There are plenty of Beach Parks in Hilo such as e.g., Carl Smith and the Richardson (Black Sand) Beach Park, all very popular when the weather is nice, so we only made a short stop. We enjoyed our lunch at Liliuokalani Park before heading back to Kona.
Waikola Village, turtles, white, green and black beaches
After arriving at Kingsland Hilton Waikola Village , we needed 2 hours to check in. We finished the day on the beach to enjoy another wonderful sunset. The next day we celebrated Chiara’s birthday and spent a wonderful day at Hilton Beach Resort (lagoon for snorkeling, dolphin, pools and…). The highlight was the dinner at sunset in the LAVA LAVA Beach Bar.
Another excursion took us to the southernmost point of the USA and to the only Green Sand beach on the Big Island. To get to Papakolea Beach you must walk about 2.8 miles along the coast over steppe and deep furrows. Locals who use their trucks have set up a shuttle service and take visitors to the beach if you don’t want to walk. We ran and enjoyed the wind that accompanied us. Unfortunately, the beach is not an insider tip and was relatively full. Since we were already in the area we went on to the Black Sand Beach Panulu’u, probably the most extensive black sand stand on the island. Below the Watchtowers was also a green turtle, which was very photogenic 😉.

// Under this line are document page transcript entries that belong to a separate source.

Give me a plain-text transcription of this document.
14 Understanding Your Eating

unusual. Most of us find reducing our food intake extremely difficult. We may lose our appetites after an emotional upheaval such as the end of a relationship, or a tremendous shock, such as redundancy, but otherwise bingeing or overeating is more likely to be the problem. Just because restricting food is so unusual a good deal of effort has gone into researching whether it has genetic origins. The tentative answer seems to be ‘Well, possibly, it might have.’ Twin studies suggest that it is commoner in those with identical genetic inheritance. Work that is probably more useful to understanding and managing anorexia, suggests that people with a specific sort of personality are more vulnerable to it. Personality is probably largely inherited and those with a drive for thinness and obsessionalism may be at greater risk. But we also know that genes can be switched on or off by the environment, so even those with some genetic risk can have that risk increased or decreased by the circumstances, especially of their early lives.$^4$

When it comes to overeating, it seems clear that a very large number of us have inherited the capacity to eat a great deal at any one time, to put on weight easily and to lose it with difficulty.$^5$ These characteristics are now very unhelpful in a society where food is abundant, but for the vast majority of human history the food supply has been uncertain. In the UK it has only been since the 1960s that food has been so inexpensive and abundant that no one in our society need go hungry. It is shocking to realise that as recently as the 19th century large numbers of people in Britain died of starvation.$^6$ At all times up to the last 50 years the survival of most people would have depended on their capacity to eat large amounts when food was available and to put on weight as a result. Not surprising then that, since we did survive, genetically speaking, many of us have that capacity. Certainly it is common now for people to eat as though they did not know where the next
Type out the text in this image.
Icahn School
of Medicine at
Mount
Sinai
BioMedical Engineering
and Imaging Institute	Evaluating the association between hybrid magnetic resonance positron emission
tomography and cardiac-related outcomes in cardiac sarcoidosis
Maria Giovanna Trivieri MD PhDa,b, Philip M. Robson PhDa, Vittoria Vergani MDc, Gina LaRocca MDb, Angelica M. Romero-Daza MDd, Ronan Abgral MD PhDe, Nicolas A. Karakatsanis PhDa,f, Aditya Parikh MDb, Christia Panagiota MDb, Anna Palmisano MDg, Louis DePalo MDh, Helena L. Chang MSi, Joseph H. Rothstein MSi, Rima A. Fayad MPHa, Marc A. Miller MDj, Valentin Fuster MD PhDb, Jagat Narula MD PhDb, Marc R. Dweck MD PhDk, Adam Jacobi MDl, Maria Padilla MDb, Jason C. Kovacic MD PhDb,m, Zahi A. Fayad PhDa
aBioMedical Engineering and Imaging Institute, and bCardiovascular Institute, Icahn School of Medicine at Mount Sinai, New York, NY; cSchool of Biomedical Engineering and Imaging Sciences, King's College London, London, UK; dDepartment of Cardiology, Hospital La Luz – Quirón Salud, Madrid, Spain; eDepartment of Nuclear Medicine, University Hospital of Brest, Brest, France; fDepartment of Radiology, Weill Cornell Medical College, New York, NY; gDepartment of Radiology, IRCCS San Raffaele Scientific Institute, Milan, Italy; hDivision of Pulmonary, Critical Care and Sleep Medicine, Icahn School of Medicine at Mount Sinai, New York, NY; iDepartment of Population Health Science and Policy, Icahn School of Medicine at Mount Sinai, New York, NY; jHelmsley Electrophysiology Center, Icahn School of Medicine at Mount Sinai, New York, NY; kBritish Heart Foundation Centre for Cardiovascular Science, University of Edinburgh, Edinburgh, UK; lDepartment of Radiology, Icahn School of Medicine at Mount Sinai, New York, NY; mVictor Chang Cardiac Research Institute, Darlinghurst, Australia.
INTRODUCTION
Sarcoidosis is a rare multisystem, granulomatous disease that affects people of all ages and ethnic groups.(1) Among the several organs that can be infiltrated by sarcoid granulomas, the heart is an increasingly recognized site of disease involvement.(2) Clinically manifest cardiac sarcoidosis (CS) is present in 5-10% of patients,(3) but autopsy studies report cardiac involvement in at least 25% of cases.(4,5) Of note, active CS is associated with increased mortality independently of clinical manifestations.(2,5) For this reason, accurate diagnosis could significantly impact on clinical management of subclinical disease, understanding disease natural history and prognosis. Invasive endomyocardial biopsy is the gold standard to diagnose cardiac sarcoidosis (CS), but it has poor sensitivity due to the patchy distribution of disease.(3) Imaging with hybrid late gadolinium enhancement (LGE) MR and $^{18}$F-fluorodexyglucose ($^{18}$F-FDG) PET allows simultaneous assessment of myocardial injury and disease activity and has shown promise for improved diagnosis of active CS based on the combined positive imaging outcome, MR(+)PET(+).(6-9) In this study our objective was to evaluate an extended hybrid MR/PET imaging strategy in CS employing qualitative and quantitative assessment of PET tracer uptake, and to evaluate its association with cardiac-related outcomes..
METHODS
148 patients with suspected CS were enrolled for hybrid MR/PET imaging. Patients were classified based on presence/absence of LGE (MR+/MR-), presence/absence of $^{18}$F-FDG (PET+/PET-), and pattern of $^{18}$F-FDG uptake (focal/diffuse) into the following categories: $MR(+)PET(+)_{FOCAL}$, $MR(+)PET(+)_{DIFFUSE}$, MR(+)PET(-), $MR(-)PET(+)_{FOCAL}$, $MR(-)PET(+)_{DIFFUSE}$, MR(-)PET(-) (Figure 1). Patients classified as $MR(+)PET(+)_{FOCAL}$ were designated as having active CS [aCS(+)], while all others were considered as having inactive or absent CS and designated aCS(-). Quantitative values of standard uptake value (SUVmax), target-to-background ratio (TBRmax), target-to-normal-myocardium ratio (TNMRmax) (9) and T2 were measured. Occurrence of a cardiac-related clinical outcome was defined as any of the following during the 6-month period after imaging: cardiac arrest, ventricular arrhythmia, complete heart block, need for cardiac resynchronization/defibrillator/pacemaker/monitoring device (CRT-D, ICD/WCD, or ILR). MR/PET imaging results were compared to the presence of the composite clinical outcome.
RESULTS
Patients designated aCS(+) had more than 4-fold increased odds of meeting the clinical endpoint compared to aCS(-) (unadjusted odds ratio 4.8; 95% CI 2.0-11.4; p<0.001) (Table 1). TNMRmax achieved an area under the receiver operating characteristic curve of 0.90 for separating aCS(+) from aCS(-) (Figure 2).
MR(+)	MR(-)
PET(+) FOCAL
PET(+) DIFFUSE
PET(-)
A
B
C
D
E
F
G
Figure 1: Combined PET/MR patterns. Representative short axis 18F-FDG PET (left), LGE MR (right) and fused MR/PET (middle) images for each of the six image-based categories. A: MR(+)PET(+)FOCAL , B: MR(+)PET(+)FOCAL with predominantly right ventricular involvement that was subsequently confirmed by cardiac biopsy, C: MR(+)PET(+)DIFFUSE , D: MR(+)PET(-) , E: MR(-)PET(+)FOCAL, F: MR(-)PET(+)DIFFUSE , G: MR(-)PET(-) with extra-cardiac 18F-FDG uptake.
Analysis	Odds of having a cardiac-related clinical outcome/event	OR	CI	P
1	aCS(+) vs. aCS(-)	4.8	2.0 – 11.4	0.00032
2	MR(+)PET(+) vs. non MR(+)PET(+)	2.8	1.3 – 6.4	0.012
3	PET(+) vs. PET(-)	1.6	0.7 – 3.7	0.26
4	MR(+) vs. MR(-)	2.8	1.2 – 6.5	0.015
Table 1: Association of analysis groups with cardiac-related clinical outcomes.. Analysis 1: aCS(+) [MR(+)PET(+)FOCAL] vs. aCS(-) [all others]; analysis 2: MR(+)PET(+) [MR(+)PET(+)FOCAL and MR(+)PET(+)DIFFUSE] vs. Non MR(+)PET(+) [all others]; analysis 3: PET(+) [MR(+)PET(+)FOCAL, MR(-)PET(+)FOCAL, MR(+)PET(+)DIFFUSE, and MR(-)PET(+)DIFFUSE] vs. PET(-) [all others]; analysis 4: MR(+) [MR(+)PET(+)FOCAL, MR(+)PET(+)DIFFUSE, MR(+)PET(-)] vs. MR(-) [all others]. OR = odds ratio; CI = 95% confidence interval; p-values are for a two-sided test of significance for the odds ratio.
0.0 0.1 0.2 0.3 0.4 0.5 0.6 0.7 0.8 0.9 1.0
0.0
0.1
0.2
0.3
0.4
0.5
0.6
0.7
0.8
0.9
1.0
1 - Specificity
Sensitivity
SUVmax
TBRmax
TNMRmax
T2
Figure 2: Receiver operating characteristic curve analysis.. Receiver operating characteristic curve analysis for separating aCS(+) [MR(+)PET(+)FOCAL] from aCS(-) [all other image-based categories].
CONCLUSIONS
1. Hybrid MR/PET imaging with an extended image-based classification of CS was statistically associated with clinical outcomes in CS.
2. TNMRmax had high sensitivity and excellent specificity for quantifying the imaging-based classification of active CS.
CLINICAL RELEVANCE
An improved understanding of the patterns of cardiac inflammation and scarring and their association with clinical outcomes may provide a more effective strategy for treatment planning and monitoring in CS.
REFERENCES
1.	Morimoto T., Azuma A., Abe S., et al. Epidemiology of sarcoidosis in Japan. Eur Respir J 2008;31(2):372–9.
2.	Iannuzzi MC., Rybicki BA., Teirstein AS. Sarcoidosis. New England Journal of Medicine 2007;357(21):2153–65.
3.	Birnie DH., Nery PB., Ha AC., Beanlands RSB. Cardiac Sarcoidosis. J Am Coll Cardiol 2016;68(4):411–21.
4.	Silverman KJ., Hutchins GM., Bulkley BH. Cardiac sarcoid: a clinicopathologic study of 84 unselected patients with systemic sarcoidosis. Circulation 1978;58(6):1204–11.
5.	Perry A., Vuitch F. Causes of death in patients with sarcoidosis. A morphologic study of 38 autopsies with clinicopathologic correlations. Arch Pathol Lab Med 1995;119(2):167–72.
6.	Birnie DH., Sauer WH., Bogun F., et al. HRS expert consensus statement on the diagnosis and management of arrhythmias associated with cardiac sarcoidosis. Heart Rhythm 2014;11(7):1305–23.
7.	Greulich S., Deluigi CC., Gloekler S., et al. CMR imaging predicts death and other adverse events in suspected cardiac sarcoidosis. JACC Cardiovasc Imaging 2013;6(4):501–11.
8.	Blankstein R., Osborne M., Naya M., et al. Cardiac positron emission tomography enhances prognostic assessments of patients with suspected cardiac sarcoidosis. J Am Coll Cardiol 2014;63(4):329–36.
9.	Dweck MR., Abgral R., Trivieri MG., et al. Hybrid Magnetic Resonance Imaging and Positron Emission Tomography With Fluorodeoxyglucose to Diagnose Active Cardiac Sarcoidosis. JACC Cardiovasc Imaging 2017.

Hawaian History and Pu’uhonua o Honaunau National Historical Park
Our audio guide gave us a great insight into the history of the island from the arrival of Captain Cook (1778) about the struggles among the Hawaiians, the unification of all the island under King Kamehameha the first, the overthrow of the monarchy and integration in 1959 as the 50th state. What is particularly sad is that today there are only about 8,000 native Hawaiians from the original about 400,000 in 1778. One hundred years later, it was still 50.00 and they made up 72% of the population.
In the Pu’uhonua o Honaunau National Historical Park we got a further insight into Hawaiian history. A short circular trail with 19 stations informs about the buildings, way of life, and the purpose of the facility. The Pu’uhonua o Honaunau gave “lawbreakers” the only chance to survive. The kapus (holy prohibitions) include fishing, planting, harvesting the social position to guarantee internal stability. As soon as they reached the Refuge, they were rescued and given the blessing so that they could return home.
Once big island was known for its big coffee plantations. Today there are no longer large coffee plantations only small ones who process their own coffee. But still the Kona Coffee is one of the best in the world. The Kona Pacific Farmers’ Cooperative was unfortunately closed due to COVID, we could not visit the Painted Church as it is only open on three days (Mo Mi Fr).
We took a break in Pu’uhonua o Honaunau and enjoyed some time on the beach. On the way home it rained in Kona, and a great rainbow was visible. Unfortunately, we could not catch it (photograph), but we were rewarded with a wonderful sunset.
With more than 2 weeks we had enough time to explore the island and enjoy the beaches. The last days we enjoyed at the beach with snorkeling.